- Episode no.: Season 5 Episode 6
- Directed by: Chris Song
- Written by: Steven Davis; Kelvin Yu;
- Production code: 4ASA18
- Original air date: December 7, 2014

Guest appearances
- Bill Hader as Big Bob; Nick Offerman as Pete; Carl Reiner as Henry; Jordan Peele as Max;

Episode chronology
| ← Previous "Best Burger" | Next → "Tina Tailor Soldier Spy" |
- Bob's Burgers season 5

= Father of the Bob =

"Father of the Bob" is the sixth episode of the fifth season of the animated comedy series Bob's Burgers and the overall 73rd episode, and is written by Steven Davis and Kelvin Yu and directed by Chris Song. It aired on Fox in the United States on December 7, 2014.

==Plot==
Bob's father, Big Bob, is throwing his annual Christmas party at his restaurant, Big Bob's Diner. Linda urges them all to go, though Bob and his father do not get along. Bob institutes a "15 Minute Rule", which represents his father's ability to say something offensive enough to him within 15 minutes that Bob cannot stand to be around him and must leave. Since he was a child working in Big Bob's Diner, his father has not understood nor respected his son's desire to make creative burgers. As a boy, the first time he made one (called the "Baby, You Can Chive My Car" Burger) for his father's regular, Henry, Big Bob threw it away and made Henry "the usual", a tuna melt, before Henry could have a taste.

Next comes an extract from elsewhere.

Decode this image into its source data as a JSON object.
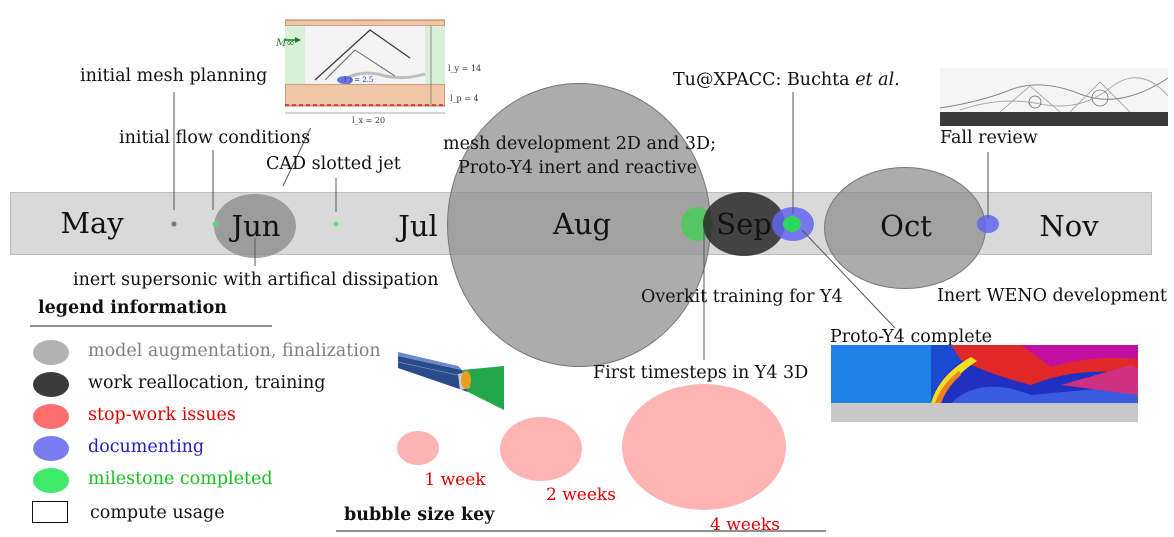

At the party, Big Bob is cooking for his customers. The kids greet their grandfather, then head to his basement to build Bob a last minute Christmas present out of Big Bob's basement junk. Meanwhile, Linda and Bob meet Big Bob's regulars: Henry, Max, and Pete, who owns the gay bar, The Junk Yard, next door. Learning that Big Bob is short staffed that night, Linda suggests that Bob help him in the kitchen in an attempt to get them to reconcile. Bob reluctantly does so, setting the 15 minute timer. The two trade awkward small talk. 20 years earlier, Big Bob's Christmas gift to "Little Bob", then a young man, was to reveal his plan to change the diner to "Big Bob & Son's Diner" and make Little Bob his business partner in front of all his friends and customers. However, Little Bob snaps, saying that he doesn't want to work with his father because he is rigid and puts down all his creative ideas. Humiliated in front of his friends, Big Bob angrily tells Little Bob to leave, which he does, storming out and saying he will start his own restaurant with creative, interesting burgers.

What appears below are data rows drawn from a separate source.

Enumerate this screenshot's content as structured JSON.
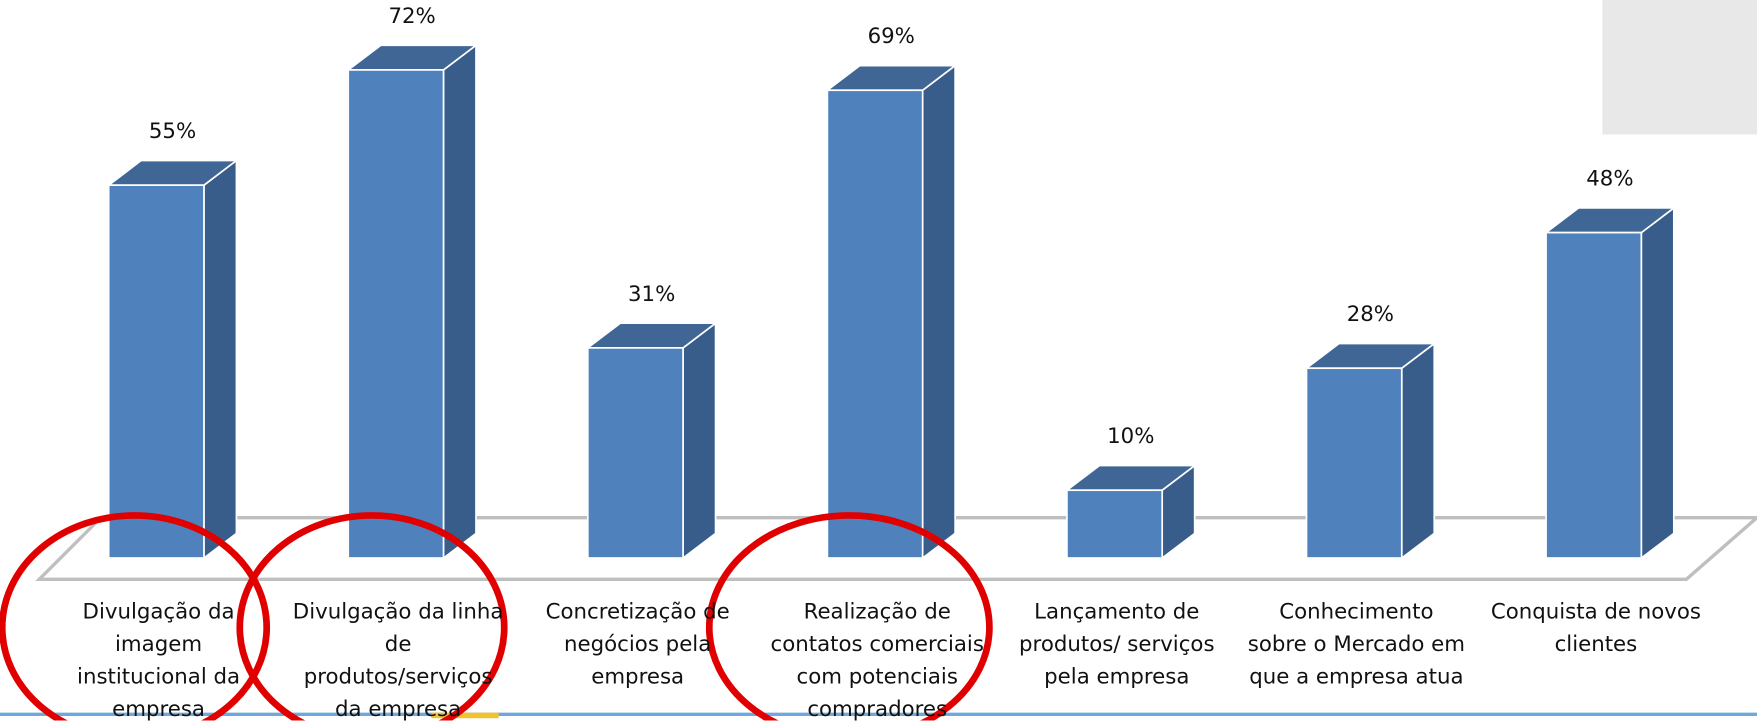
{
  "chart_data": {
    "type": "bar3d",
    "categories": [
      "Divulgação da imagem institucional da empresa",
      "Divulgação da linha de produtos/serviços da empresa",
      "Concretização de negócios pela empresa",
      "Realização de contatos comerciais com potenciais compradores",
      "Lançamento de produtos/ serviços pela empresa",
      "Conhecimento sobre o Mercado em que a empresa atua",
      "Conquista de novos clientes"
    ],
    "values": [
      55,
      72,
      31,
      69,
      10,
      28,
      48
    ],
    "value_labels": [
      "55%",
      "72%",
      "31%",
      "69%",
      "10%",
      "28%",
      "48%"
    ],
    "color": "#4f81bd"
  }
}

Down in the basement of Big Bob's Diner, the kids' makeshift presents all fail, and with nothing else to give, they hastily wrap a snow globe with a newspaper in Big Bob's desk. Upstairs, Big Bob gruffly criticizes Bob's ability to make a simple grilled cheese just as the timer goes off. Linda then submits Henry's order: the usual. Seeing this as his chance to prove himself, Bob announces that he'll make Henry exactly the same burger he never got to try 20 years ago and that Henry can decide which of their food tastes better. The two men race to make their food and despite Big Bob's pleas, Henry ultimately gives in and eats Bob's burger, announcing how irresistibly delicious it is. Bob triumphantly gloats and Big Bob, humiliated once again, sadly tells Bob he won and leaves. Bob is immediately ashamed and when the kids give him their present, he sees that the newspaper has the first review of Bob's Burgers ever written. Realizing that his father saved it all these years, he goes with Pete next door to The Junk Yard, where Big Bob is sulking.

The bar is having its Country Line Dance Night, and Bob is surprised to learn that his father has since taken up line dancing. The two talk it over during the line dance, with Bob expressing his frustrations, but recognizing that his father always loved him and even secretly supported him, and that it was wrong of him to embarrass him in front of his friends tonight and 20 years ago, even if he isn't sorry that he struck out on his own. His father admits that he understands why he had to leave and knows he is hard to work with, saying that things were hard after Bob's mother was no longer around. The two later stand outside the diner and see Linda and the kids running the restaurant in their absence. Big Bob tells Bob that he has a great family, happy kids, and is a good father, and the two rejoin the party to the customers' cheers. Big Bob wishes everyone a Merry Christmas.

==Reception==
Alasdair Wilkins of The A.V. Club gave the episode a B+, stating that "'Father Of The Bob' then is a good example of why a show doesn't need to be surprising to be successful. It's entirely possible for an episode to be predictable and still good just as long as the episode finds satisfying ways to give us what we expect." Robert Ham of Paste gave the episode a 9.2 out of 10, stating, "No show does heartwarming quite like Bob's Burgers. Even when they're hitting on the well-worn holiday themes of forgiveness and family togetherness, they balance that out with hilarious bits of weirdness..."

The episode received a 1.6 rating and was watched by a total of 3.18 million people. This made it the fourth most watched show on Fox that night, behind Brooklyn Nine-Nine, Family Guy, and The Simpsons.